I began craving the connection of submitting to him. Of his dominance. He made me kneel, but there was no spanking involved. Instead of putting me over his knee, he let me rest my head on his lap and tell him what was on my heart.
I didn’t realize until this morning why I needed to retreat. Why I needed to turn inward. At the end of the day, though he’s my Dom, the person I love more than life itself, though I adore everything about that man, Jason is a human being. Mortal, like all of us. And there will come a day when one of us has to say good-bye to the other. I was afraid at first I was internalizing my grief, burying it in a way that’s unhealthy. I wasn’t, though. Instead, I was turning to my faith. I don’t often speak much of my faith on this blog, because my readership is wide, and I accept that we all have different walks of life. I am a woman of faith, though, and during this past week, I needed the strength beyond what even my husband could give.

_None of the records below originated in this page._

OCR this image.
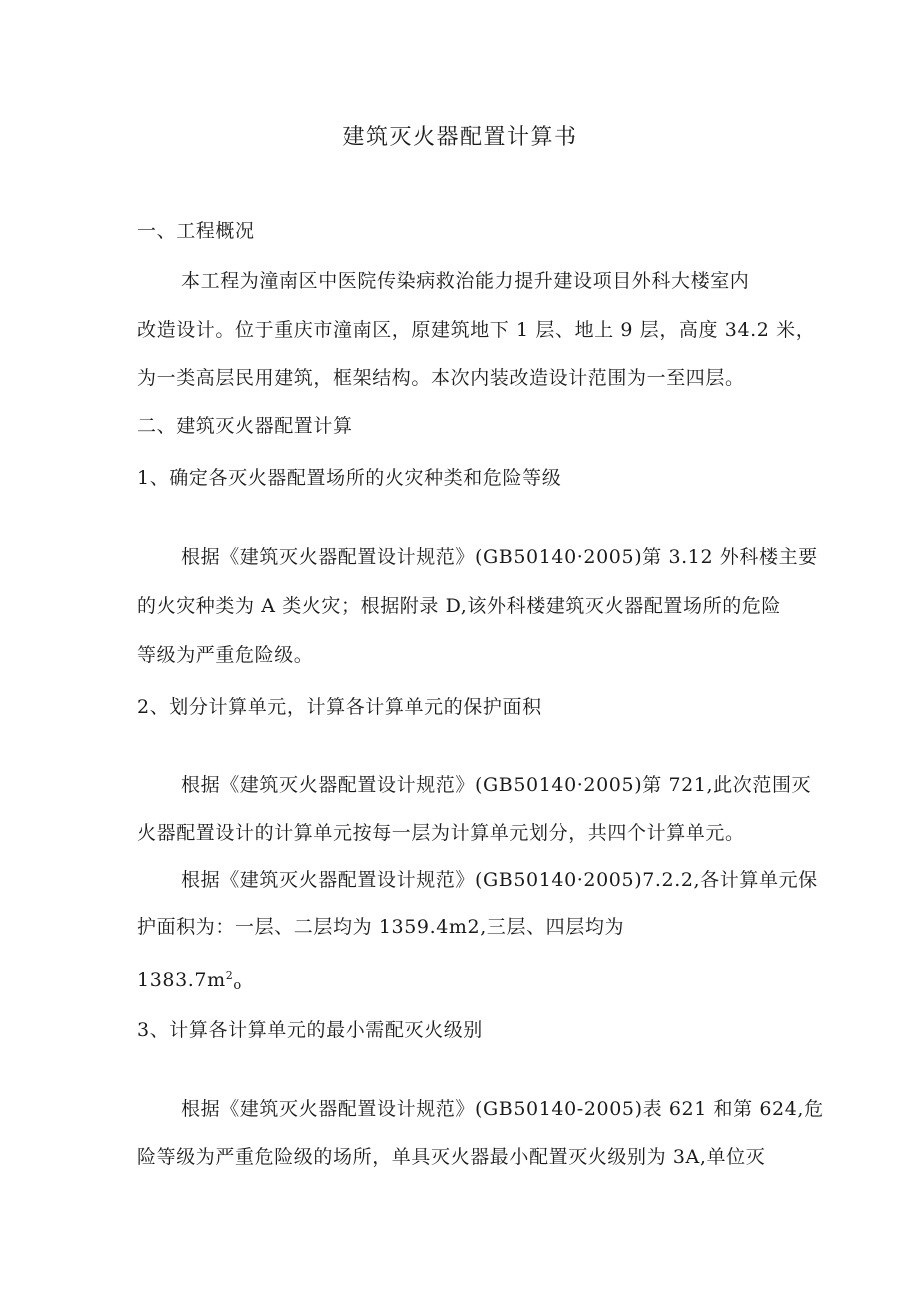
建筑灭火器配置计算书
一、工程概况
本工程为潼南区中医院传染病救治能力提升建设项目外科大楼室内
改造设计。位于重庆市潼南区，原建筑地下 1 层、地上 9 层，高度 34.2 米，
为一类高层民用建筑，框架结构。本次内装改造设计范围为一至四层。
二、建筑灭火器配置计算
1、确定各灭火器配置场所的火灾种类和危险等级
根据《建筑灭火器配置设计规范》(GB50140·2005)第 3.12 外科楼主要
的火灾种类为 A 类火灾；根据附录 D,该外科楼建筑灭火器配置场所的危险
等级为严重危险级。
2、划分计算单元，计算各计算单元的保护面积
根据《建筑灭火器配置设计规范》(GB50140·2005)第 721,此次范围灭
火器配置设计的计算单元按每一层为计算单元划分，共四个计算单元。
根据《建筑灭火器配置设计规范》(GB50140·2005)7.2.2,各计算单元保
护面积为：一层、二层均为 1359.4m2,三层、四层均为
$1383.7m^2_o$
3、计算各计算单元的最小需配灭火级别
根据《建筑灭火器配置设计规范》(GB50140-2005)表 621 和第 624,危
险等级为严重危险级的场所，单具灭火器最小配置灭火级别为 3A,单位灭
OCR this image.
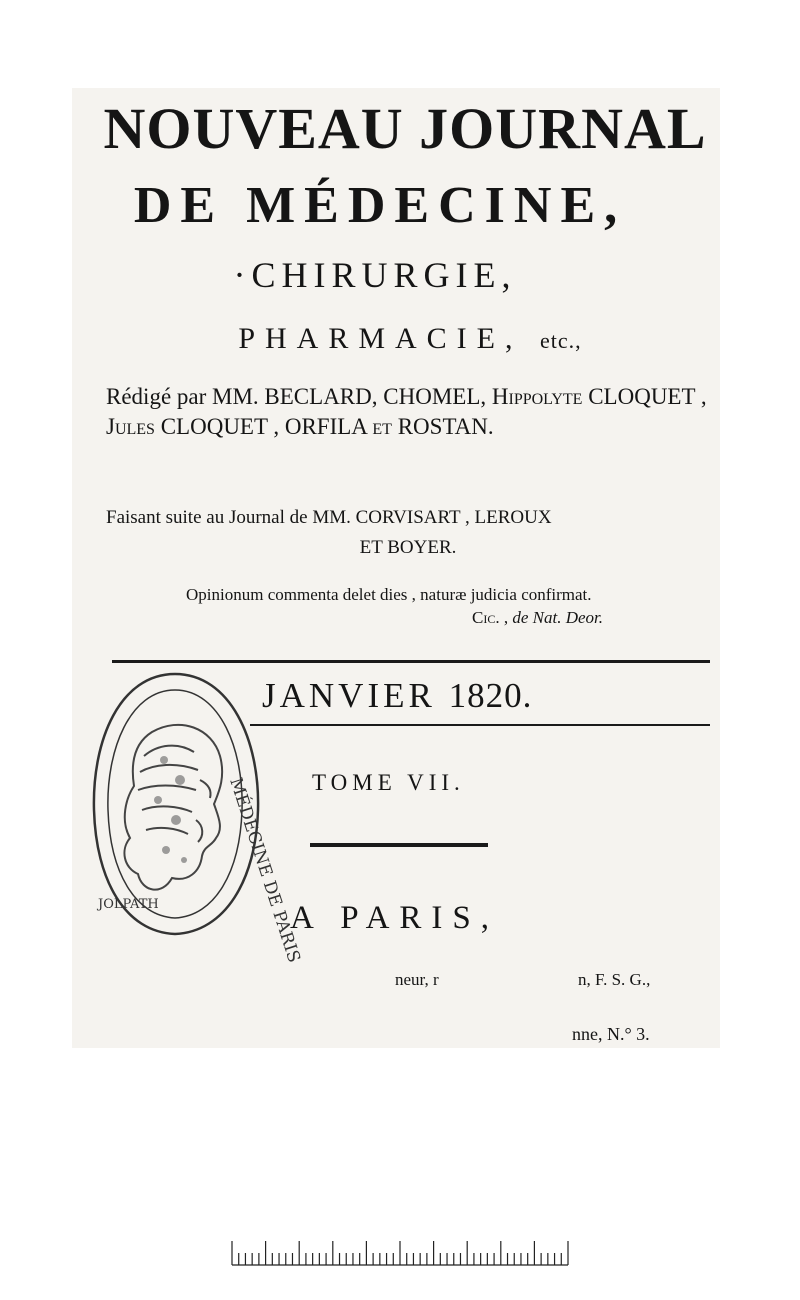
NOUVEAU JOURNAL
DE MÉDECINE,
·CHIRURGIE,
PHARMACIE, etc.,
Rédigé par MM. BECLARD, CHOMEL, Hippolyte CLOQUET , Jules CLOQUET , ORFILA et ROSTAN.
Faisant suite au Journal de MM. CORVISART , LEROUX
ET BOYER.
Opinionum commenta delet dies , naturæ judicia confirmat.
Cic. , de Nat. Deor.
JANVIER 1820.
TOME VII.
A PARIS,
neur, r	n, F. S. G.,
nne, N.° 3.
MÉDECINE DE PARIS
JOLPATH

This morning I woke up early. I turned to Jason and said, “I need a check-in this morning. Can we check in later?” He squeezed my hand and said, “Yes. Of course. Always.”
Even though it may not seem like we were living our D/s life through all of this, we were. So much. The beauty of all this is the mutual give and take. Self-giving love. He was prepared to give me comfort and guidance. We’ve practiced honest communication so long that I was able to tell him what I needed and when, and he was able to respect that.
There is no such thing as perfection. but every day there is something to give thanks for. Today, I give thanks for Jason, for loving me and guiding me and caring for me. For being my Dom. And I give thanks to you, my readers, for listening. Reading. Reaching out to me among your own struggles and pain and letting me know that I’m not alone.